The measure, which is similar to one moving slowly through Senate approval and supported by the White House, would "push companies to share access to their computer networks and records with federal investigators," a New York Times story reports.
Security became a hot issue when hackers, allegedly traced back to North Korea, broke into Sony's computer systems, revealing confidential information as retaliation to a motion picture mocking North Korean leader Kim Jong-un.
Target agreed to reimburse MasterCard to the tune of $19 million for losses incurred when 40 million credit and debit card numbers were stolen from its computer network and the records of nearly 80 million people who do business with Anthem were exposed.
The goal is to throw government support behind these companies in their cybersecurity, as long as the companies cooperate with the government. The House measure set rules whereby a company that shares information with the government would get liability protection after its data was subjected to two rounds of washing out personal information. Companies that share cyber threat information with each other or the government would receive legal liability protections as long as they adhered to the rules.
"The gravity of the emergency we have in cyberspace is setting in with lawmakers," cyber security expert Paul Kurtz told the newspaper. "They now understand that companies cannot fight the bad guys individually."
The measure did not receive universal support as some critics questioned the ability of the government to protect the information.

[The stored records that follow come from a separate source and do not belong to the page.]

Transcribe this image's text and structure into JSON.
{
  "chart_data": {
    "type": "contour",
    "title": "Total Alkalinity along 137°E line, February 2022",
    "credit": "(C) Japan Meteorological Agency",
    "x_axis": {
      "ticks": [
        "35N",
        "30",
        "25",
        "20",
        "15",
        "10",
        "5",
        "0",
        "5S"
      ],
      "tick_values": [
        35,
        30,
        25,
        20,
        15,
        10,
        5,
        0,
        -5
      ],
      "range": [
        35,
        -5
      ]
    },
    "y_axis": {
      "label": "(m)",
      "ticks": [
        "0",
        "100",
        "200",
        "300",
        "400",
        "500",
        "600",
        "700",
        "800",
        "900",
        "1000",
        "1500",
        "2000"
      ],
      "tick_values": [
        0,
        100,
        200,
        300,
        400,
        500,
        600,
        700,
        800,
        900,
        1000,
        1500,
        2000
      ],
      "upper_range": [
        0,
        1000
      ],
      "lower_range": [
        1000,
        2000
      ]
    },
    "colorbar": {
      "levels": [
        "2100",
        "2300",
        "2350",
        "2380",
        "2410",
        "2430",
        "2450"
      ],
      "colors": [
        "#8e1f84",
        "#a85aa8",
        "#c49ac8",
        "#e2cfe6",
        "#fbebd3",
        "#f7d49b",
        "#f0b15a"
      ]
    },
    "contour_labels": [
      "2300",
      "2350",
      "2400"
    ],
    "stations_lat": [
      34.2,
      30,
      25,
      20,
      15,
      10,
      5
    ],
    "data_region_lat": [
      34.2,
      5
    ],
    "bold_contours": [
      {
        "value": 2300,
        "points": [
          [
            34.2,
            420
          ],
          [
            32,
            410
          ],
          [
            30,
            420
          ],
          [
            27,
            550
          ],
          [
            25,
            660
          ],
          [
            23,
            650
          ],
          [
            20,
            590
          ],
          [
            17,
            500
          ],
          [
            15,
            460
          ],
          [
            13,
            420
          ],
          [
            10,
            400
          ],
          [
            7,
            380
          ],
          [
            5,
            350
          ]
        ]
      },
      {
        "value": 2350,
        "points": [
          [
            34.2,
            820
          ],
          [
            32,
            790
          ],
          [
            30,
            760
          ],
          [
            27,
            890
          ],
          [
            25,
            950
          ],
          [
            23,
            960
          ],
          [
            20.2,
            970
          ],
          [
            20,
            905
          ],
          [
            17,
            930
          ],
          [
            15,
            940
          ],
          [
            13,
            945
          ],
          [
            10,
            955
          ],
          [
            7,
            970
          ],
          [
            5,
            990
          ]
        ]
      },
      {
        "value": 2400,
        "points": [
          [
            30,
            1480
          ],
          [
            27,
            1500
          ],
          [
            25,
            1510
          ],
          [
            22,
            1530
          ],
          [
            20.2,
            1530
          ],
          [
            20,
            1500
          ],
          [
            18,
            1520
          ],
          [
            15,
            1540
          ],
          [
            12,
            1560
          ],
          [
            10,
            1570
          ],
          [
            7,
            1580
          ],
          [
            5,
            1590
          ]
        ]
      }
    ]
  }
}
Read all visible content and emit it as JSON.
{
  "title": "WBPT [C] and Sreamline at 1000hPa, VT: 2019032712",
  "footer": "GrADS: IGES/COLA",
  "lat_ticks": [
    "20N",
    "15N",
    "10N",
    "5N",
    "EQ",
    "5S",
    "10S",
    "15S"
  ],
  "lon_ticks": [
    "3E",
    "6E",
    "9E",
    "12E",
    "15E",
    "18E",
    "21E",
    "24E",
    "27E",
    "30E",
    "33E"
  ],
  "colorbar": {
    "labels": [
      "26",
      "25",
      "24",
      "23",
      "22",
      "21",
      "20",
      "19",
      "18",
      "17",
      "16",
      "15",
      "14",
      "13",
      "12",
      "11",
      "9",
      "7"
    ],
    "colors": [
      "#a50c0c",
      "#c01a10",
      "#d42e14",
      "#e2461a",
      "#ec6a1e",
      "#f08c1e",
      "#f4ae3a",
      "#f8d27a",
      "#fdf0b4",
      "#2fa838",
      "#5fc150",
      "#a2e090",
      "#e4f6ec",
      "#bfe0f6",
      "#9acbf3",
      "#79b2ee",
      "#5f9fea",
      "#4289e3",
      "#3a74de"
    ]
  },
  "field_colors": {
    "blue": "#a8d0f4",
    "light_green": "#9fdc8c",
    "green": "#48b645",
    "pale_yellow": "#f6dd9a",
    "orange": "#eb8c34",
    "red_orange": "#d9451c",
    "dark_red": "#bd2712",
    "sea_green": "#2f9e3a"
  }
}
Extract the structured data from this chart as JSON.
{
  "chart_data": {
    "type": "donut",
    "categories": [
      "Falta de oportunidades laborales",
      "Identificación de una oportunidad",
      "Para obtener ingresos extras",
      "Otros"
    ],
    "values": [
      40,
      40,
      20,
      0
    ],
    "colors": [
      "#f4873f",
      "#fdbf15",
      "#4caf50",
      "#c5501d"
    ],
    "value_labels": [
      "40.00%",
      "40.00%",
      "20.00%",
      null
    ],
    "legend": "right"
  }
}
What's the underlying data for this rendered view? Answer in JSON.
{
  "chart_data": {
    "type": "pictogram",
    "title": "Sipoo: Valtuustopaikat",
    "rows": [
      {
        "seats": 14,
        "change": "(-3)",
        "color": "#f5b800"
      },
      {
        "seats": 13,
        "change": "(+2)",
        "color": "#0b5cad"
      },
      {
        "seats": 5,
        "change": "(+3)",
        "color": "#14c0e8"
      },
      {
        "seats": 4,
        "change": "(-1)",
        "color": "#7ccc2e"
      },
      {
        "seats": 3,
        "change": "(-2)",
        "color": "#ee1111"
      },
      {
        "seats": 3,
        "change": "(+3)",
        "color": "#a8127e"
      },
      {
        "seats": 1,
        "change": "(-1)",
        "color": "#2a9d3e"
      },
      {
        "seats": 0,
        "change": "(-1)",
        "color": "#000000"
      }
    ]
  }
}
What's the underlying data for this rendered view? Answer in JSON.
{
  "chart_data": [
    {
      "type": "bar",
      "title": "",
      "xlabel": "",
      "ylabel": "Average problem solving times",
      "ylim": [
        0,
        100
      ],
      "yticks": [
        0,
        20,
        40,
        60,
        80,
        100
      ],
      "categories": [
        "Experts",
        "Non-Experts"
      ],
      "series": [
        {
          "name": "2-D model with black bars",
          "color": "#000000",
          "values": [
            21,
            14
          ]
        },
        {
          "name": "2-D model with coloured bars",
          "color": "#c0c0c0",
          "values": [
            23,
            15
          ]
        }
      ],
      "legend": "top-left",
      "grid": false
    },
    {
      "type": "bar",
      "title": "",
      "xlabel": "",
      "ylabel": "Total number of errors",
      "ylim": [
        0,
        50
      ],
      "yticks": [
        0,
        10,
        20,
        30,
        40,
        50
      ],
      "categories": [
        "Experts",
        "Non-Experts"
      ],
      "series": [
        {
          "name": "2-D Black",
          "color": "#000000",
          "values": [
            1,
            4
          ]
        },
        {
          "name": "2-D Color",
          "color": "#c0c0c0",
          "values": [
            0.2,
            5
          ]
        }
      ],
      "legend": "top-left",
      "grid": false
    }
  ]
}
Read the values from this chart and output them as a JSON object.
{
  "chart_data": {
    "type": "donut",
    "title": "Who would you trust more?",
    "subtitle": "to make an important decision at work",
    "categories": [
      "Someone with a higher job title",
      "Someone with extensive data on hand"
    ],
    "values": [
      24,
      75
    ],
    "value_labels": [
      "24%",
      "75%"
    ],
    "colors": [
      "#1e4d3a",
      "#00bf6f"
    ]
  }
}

"We've seen before that the federal government has a poor track record of safeguarding our information," Colorado Rep. Jared Polis told the House, noting that opening up more information is "the last thing we should be doing."
That, though, went counter to supporters of the measure who believe the government has to help companies under cybersecurity siege.
"We are under attack as I speak," Maryland Rep. Dutch Rupperberger said. "To do nothing is not an option."